Gwynne and Hadcock suggest that a church on this site may have been built by St Patrick. There is a well nearby, where the saint is supposed to have performed baptism. The Primates of Armagh, who styled themselves successors of St Patrick, claimed title to sites thought to have been founded by the saint. Turlough was among these, part of 'Patrick's lands in Connaught'.

There was a monastery at Turlough of some importance. This was held by Armagh from early times until the 13thc., although Archbishop Felix O'Ruadhan of Tuam maintained in 1210 that the church was built and maintained by his predecessors.

The Annals of Loch Ce record that the church was pillaged by Mac William in 1236.

Features

Loose Sculpture

Comments/Opinions

Gwynne and Hadcock list Turlough only in an appendix of early sites thought to have ceased to exist before the 11thc.

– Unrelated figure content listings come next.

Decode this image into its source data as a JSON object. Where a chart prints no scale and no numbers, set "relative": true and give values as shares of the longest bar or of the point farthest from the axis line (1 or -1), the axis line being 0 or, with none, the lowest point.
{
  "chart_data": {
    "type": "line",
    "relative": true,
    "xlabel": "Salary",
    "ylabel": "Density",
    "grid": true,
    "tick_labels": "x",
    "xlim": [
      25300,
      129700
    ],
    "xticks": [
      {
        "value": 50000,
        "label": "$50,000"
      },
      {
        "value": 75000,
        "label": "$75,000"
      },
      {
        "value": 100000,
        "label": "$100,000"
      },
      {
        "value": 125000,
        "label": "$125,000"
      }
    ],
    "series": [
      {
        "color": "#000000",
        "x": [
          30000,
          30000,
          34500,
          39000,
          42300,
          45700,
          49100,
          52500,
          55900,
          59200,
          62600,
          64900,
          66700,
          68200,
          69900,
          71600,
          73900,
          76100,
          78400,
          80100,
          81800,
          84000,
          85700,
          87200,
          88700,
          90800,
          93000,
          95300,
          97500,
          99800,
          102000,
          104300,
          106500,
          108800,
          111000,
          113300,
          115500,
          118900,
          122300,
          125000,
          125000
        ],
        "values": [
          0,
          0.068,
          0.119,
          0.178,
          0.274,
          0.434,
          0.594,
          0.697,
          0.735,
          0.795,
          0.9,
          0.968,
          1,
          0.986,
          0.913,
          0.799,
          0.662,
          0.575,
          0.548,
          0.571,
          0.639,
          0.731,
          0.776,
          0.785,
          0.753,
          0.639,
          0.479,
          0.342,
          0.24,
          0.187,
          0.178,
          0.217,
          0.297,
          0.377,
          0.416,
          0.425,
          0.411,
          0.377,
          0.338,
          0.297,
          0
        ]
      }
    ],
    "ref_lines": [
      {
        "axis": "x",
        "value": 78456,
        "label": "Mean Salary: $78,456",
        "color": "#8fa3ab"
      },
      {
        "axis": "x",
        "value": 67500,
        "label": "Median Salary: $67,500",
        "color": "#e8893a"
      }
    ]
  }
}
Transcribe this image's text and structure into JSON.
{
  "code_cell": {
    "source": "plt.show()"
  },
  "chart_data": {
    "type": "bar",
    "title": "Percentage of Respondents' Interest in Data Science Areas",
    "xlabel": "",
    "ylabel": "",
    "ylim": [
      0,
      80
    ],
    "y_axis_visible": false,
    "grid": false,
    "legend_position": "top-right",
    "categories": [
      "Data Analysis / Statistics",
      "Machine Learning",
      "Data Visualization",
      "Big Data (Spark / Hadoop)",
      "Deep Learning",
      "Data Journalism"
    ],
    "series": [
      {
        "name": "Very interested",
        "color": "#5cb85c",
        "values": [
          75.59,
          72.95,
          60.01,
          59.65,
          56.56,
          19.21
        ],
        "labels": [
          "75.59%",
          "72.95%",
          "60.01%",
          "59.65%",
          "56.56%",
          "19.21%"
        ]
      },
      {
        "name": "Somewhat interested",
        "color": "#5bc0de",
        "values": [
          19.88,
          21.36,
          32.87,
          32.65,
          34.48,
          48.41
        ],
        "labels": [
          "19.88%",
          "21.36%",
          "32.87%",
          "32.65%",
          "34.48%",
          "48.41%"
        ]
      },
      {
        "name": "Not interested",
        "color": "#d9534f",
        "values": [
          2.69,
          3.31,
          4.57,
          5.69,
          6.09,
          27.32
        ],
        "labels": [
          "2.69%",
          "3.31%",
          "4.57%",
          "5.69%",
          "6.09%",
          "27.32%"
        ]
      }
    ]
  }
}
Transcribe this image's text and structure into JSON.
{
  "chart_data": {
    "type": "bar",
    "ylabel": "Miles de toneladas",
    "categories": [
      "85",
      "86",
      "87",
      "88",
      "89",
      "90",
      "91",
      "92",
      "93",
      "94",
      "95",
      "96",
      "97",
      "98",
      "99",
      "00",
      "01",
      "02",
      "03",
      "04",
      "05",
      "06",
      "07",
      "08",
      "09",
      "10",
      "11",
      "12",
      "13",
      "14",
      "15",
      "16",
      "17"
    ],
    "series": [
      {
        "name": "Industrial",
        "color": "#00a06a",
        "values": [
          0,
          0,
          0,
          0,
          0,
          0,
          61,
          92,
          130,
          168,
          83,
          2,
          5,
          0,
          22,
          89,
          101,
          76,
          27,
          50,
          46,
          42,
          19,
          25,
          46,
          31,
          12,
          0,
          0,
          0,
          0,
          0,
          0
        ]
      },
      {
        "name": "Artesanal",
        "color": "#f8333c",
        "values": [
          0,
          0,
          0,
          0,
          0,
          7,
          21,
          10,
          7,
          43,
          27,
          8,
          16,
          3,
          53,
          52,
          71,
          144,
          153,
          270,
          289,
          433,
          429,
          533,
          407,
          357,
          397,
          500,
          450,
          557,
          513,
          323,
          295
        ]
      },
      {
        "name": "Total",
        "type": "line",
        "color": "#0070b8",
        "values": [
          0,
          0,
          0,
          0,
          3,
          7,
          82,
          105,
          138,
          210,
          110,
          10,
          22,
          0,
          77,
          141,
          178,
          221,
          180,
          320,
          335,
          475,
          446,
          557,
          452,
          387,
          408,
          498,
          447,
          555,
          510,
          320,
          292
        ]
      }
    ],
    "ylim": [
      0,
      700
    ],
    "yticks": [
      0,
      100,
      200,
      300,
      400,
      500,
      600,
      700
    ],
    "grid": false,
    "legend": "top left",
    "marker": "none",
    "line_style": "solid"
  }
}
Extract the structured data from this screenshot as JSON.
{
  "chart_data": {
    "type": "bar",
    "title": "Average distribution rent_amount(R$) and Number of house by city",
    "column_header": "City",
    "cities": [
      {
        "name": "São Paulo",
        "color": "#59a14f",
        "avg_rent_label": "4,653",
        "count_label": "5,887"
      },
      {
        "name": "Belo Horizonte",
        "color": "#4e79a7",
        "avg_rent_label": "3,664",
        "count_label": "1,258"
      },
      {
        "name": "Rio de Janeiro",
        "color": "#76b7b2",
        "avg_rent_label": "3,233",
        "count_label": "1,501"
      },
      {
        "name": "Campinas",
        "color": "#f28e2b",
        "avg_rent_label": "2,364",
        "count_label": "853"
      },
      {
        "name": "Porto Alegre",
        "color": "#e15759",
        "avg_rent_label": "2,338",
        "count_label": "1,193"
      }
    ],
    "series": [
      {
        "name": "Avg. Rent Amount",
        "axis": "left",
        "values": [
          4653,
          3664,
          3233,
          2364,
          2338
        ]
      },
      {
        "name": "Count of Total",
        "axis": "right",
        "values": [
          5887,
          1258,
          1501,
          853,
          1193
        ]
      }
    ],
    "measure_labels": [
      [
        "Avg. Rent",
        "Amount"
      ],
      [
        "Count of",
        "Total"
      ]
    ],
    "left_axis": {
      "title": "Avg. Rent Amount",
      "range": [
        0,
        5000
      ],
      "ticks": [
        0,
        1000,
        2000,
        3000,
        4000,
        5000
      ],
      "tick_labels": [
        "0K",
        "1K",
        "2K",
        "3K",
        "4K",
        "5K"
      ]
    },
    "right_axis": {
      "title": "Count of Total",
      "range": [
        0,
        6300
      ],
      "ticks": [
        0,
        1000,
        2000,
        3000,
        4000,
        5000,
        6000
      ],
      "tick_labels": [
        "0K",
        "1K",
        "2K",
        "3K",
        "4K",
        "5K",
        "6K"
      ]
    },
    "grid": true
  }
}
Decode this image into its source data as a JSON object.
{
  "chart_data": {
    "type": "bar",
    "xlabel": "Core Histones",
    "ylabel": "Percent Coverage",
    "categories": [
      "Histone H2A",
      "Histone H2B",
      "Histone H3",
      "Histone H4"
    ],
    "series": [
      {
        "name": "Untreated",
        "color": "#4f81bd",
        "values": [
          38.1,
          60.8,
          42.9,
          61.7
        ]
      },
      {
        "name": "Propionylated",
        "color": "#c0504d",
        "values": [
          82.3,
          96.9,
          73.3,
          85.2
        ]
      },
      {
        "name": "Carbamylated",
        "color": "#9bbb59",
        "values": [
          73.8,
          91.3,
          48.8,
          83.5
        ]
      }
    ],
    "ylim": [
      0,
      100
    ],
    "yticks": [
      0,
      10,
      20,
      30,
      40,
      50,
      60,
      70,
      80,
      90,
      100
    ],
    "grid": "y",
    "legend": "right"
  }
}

There are no known examples of local sculpture related to the Turlough fragment although the device of a pellet lying between leaves is not uncommon - examples may be found at Lismore Cathedral (Waterford) and Mellifont (Louth).

Killanin and Duignan is the only source which mentions the carved fragment.

Bibliography

A. Champneys, Irish Ecclesiastical Architecture, Dublin, 1910, 60.

M. Killanin and M. Duignan, The Shell Guide to Ireland, London, 1962, 2nd ed. 1967, 151.

A. Gwynn and R.N. Hadcock, Medieval Religious Houses in Ireland, 1970, London, 408.

P. Harbison, Guide to the National and Historical Monuments of Ireland, Dublin, 1992, 253.

B. Lalor, The Irish Round Towers, Cork, 1999, 196-197.

J. Neary, History of Turlough Parish, 1927.

J. O'Donovan, Letters Relating to the Antiquities of County Mayo (collected during the 1838 Ordnance Survey), 2:200.